« La démocratie, c'est avant tout l'esprit de liberté, de justice, de tolérance et de solidarité, dont le mur défensif est l'État de droit. Pour que cela fonctionne, nous avons besoin de dirigeants politiques responsables pour défendre et faire respecter l'état de droit ». C'est ce qu'a déclaré hier, dimanche, la Présidente de la République slovaque Zuzana Caputova dans son discours prononcé à la Conférence de Munich sur la sécurité.
Selon Čaputová, la responsabilité des dirigeants politiques se manifeste à trois niveaux. Le premier niveau est la question de la mise en place formelle des règles. La responsabilité des dirigeants politiques de contribuer à l'élaboration de bonnes lois afin de garantir la justice, la sécurité et la stabilité.
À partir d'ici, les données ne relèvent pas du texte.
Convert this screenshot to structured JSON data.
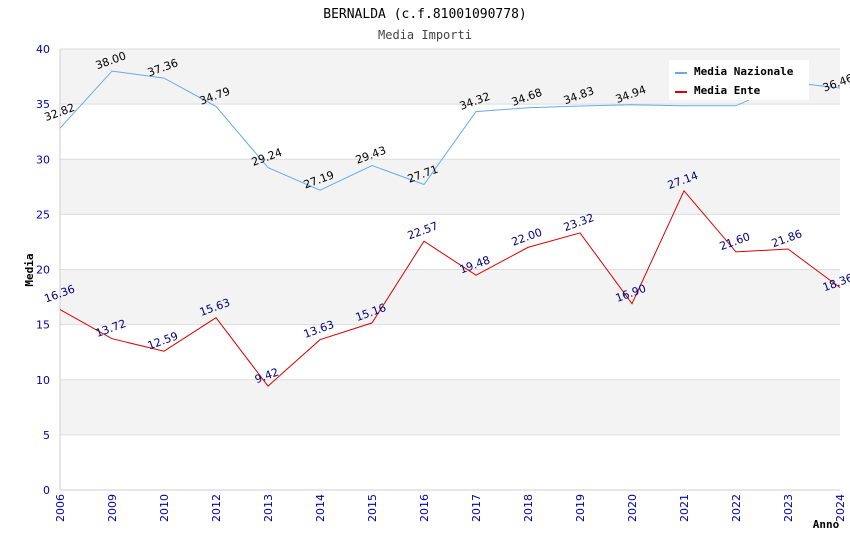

Selon ses propos, après le retour à la démocratie, nous avons consacré beaucoup d'énergie à la construction du système judiciaire, certaines de ses parties sont à bien des égards modernes, flexibles et relativement progressistes.
Pourtant, de son opinion, les pays du groupe de Visegrad (V4) sont aujourd'hui confrontés à des courants rémanents qui puisent leurs racines à l'époque du totalitarisme communiste. « On peut l'appeler à juste titre le formalisme défensif de la justice post-communiste. Simplement une combinaison d'ignorance de l'esprit de loi et de manque de courage. La justice fonctionnelle doit reposer sur deux piliers : l'indépendance et la responsabilité personnelle », pense Zuzana Caputova.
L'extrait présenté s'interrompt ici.